It’s not often a rather green entrepreneur launches a product one week, and then watches it land on the shelves of a major retailer a few days later. But as gurus in the startup space can attest, timing is everything and Cassandra Curtis entered the baby food market at a time when parents were demanding quality — and not finding it on the shelves.
Curtis co-founded Once Upon a Farm in September of this year, and not even three months later the company’s organic baby food products are selling in grocery chains from coast-to-coast. Retailers that have recently jumped on board include Costco, Jimbo’s…Naturally, Bristol Farms, and Sprouts in Southern California, Whole Foods and Wakefern on the East Coast.
Curtis, who serves as chief operations officer at the company, attributes much of the company’s traction to industry connections. The company’s advisory board includes some of the most well-known health food executives in the region, including John Foraker, the CEO of popular organics brand Annie’s; Greg Fleishman, the former Kashi and Coca-Cola marketing executive who led campaigns for acai brand Sambazon and juice maker Suja Life. Even Suja’s own CEO Jeff Church is on the company’s advisory board.
The Heat Is Off
In fact, Curtis said that Church has been key to making Once Upon a Farm successful. It’s no surprise, considering the similarities between the two companies. Suja sells organic, high-quality juice that has been processed using high-pressure processing, or HPP. The manufacturing method is popular with health fanatics as the food can be preserved using pressure rather than heat, which is said to kill enzymes in fruits and veggies and compromise the nutritional density of the food.
This processing method is the hallmark of Once Upon a Farm, which boasts that its organic, cold-pressured and Non-GMO baby food is one of the healthiest on the market. Curtis knows a bit about the topic, as she holds a master’s degree in psychology with an emphasis on how nutrition affects development. Curtis launched the company out of her own personal frustration concerning the lack of convenient, healthy baby food in the grocery stores. Like many other new mothers, Curtis tried making her baby food at home — blending fresh, organic ingredients and jarring them herself.

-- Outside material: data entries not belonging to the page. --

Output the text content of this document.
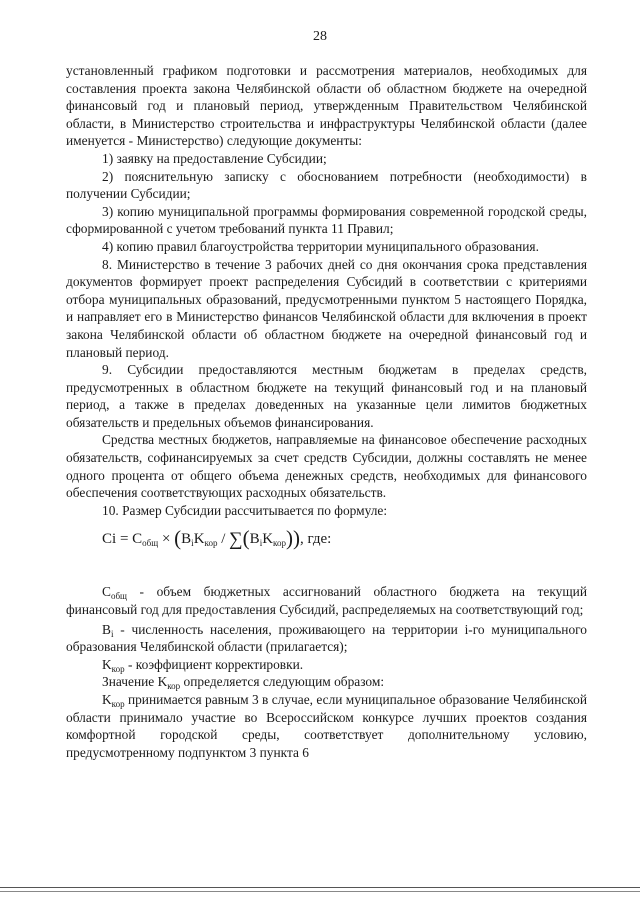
28

установленный графиком подготовки и рассмотрения материалов, необходимых для составления проекта закона Челябинской области об областном бюджете на очередной финансовый год и плановый период, утвержденным Правительством Челябинской области, в Министерство строительства и инфраструктуры Челябинской области (далее именуется - Министерство) следующие документы:

1) заявку на предоставление Субсидии;

2) пояснительную записку с обоснованием потребности (необходимости) в получении Субсидии;

3) копию муниципальной программы формирования современной городской среды, сформированной с учетом требований пункта 11 Правил;

4) копию правил благоустройства территории муниципального образования.

8. Министерство в течение 3 рабочих дней со дня окончания срока представления документов формирует проект распределения Субсидий в соответствии с критериями отбора муниципальных образований, предусмотренными пунктом 5 настоящего Порядка, и направляет его в Министерство финансов Челябинской области для включения в проект закона Челябинской области об областном бюджете на очередной финансовый год и плановый период.

9. Субсидии предоставляются местным бюджетам в пределах средств, предусмотренных в областном бюджете на текущий финансовый год и на плановый период, а также в пределах доведенных на указанные цели лимитов бюджетных обязательств и предельных объемов финансирования.

Средства местных бюджетов, направляемые на финансовое обеспечение расходных обязательств, софинансируемых за счет средств Субсидии, должны составлять не менее одного процента от общего объема денежных средств, необходимых для финансового обеспечения соответствующих расходных обязательств.

10. Размер Субсидии рассчитывается по формуле:

$Ci = C_{общ} \times (B_iK_{кор} / \sum(B_iK_{кор}))$, где:

$C_{общ}$ - объем бюджетных ассигнований областного бюджета на текущий финансовый год для предоставления Субсидий, распределяемых на соответствующий год;

$B_i$ - численность населения, проживающего на территории i-го муниципального образования Челябинской области (прилагается);

$K_{кор}$ - коэффициент корректировки.

Значение $K_{кор}$ определяется следующим образом:

$K_{кор}$ принимается равным 3 в случае, если муниципальное образование Челябинской области принимало участие во Всероссийском конкурсе лучших проектов создания комфортной городской среды, соответствует дополнительному условию, предусмотренному подпунктом 3 пункта 6
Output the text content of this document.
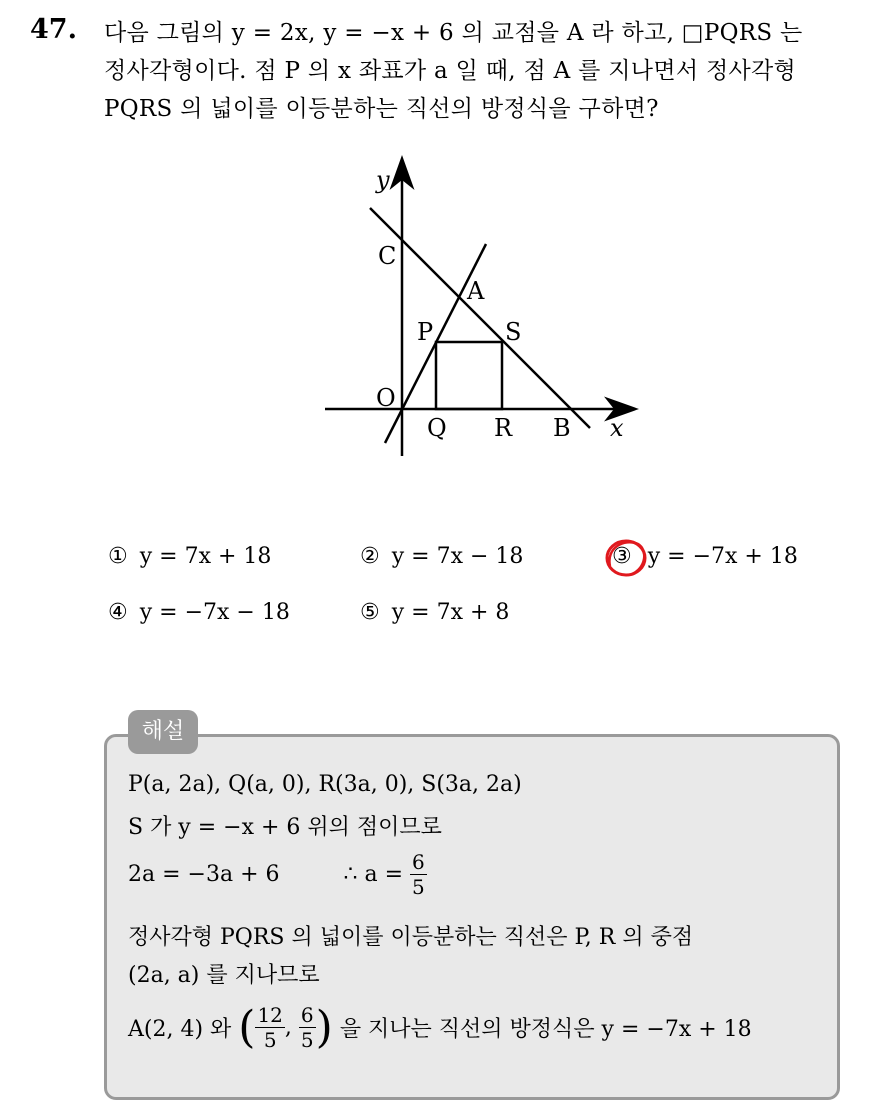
47. 다음 그림의 y = 2x, y = −x + 6 의 교점을 A 라 하고, □PQRS 는
정사각형이다. 점 P 의 x 좌표가 a 일 때, 점 A 를 지나면서 정사각형
PQRS 의 넓이를 이등분하는 직선의 방정식을 구하면?
y
x
C
A
P	S
O
Q R B
① y = 7x + 18	② y = 7x − 18	③ y = −7x + 18
④ y = −7x − 18	⑤ y = 7x + 8
해설
P(a, 2a), Q(a, 0), R(3a, 0), S(3a, 2a)
S 가 y = −x + 6 위의 점이므로
2a = −3a + 6	∴ $a = \frac{6}{5}$
정사각형 PQRS 의 넓이를 이등분하는 직선은 P, R 의 중점
(2a, a) 를 지나므로
A(2, 4) 와 ( $\frac{12}{5}$ , $\frac{6}{5}$ ) 을 지나는 직선의 방정식은 y = −7x + 18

“But I was also working full time, and it just wasn’t realistic to do it all,” Curtis said. “I wanted to be able to buy something fresh from the store, and nothing like that existed.”
Developing Their Tastes
Nearly all baby food brands offer quick, convenient food in jars or easy-to-hold, squeezable pouches, the latter of which is popular for when babies want to feed themselves. But both the jars and the pouches technically fall into the “canned food” category, and are subjected to heat during manufacturing. This process of exposing fruits and veggies to heat during manufacturing is increasingly unpopular to the health-conscious crowd. Not only is the process said to kill enzymes and compromise nutrients, but “cooking down” the fruits can also condense the sugars, Curtis said.
“If you take a banana and heat it on the stove, it will condense down because the water evaporates and creates less volume,” Curtis said. “So you have to cook down three bananas to get the same volume as one raw banana. The extra sugar from the two extra bananas makes the food sweeter.”
And sweeter foods in early-stage development can be damaging to the child’s health, Curtis said, especially as the child ages.
“What babies eat in those first three years in life are supercritical for what they prefer later on,” Curtis said. “If their baby food tastes like real food — carrots, beets, mangos — then, they’re more likely to eat those foods as adults. Those super-sweet tasting foods that are currently on the shelf contribute to kids wanting more sweet and sugary things later on.”
Winning Formula
Once Upon a Farm is currently the only HPP baby food in a pouch on the market, according to Curtis, and products are pricier than shelf-stable brands, selling at $3.69 per pouch. Curtis said the company’s biggest competitors are major players such as Happy Family, Plum Organics and Gerber. However, due to the refrigerator placement of Once Upon a Farm’s products, the company won’t have to directly compete.
Curtis and her co-founder Ari Raz, who serves as the company’s CEO, recently won the InnovateHER San Diego competition earlier this month, where the two competed against 11 local entrepreneurs who offer novel products that benefit women. Hosted by business accelerators Hera Labs and CONNECT, the regional competition took place at Hera Hub in Sorrento Valley and drew 75 applications in its first year.
The award earned Once Upon a Farm a spot in the national Small Business Administration’s InnovateHER 2016 finals, where the company will compete for one of three top prizes totaling $70,000 provided by Microsoft.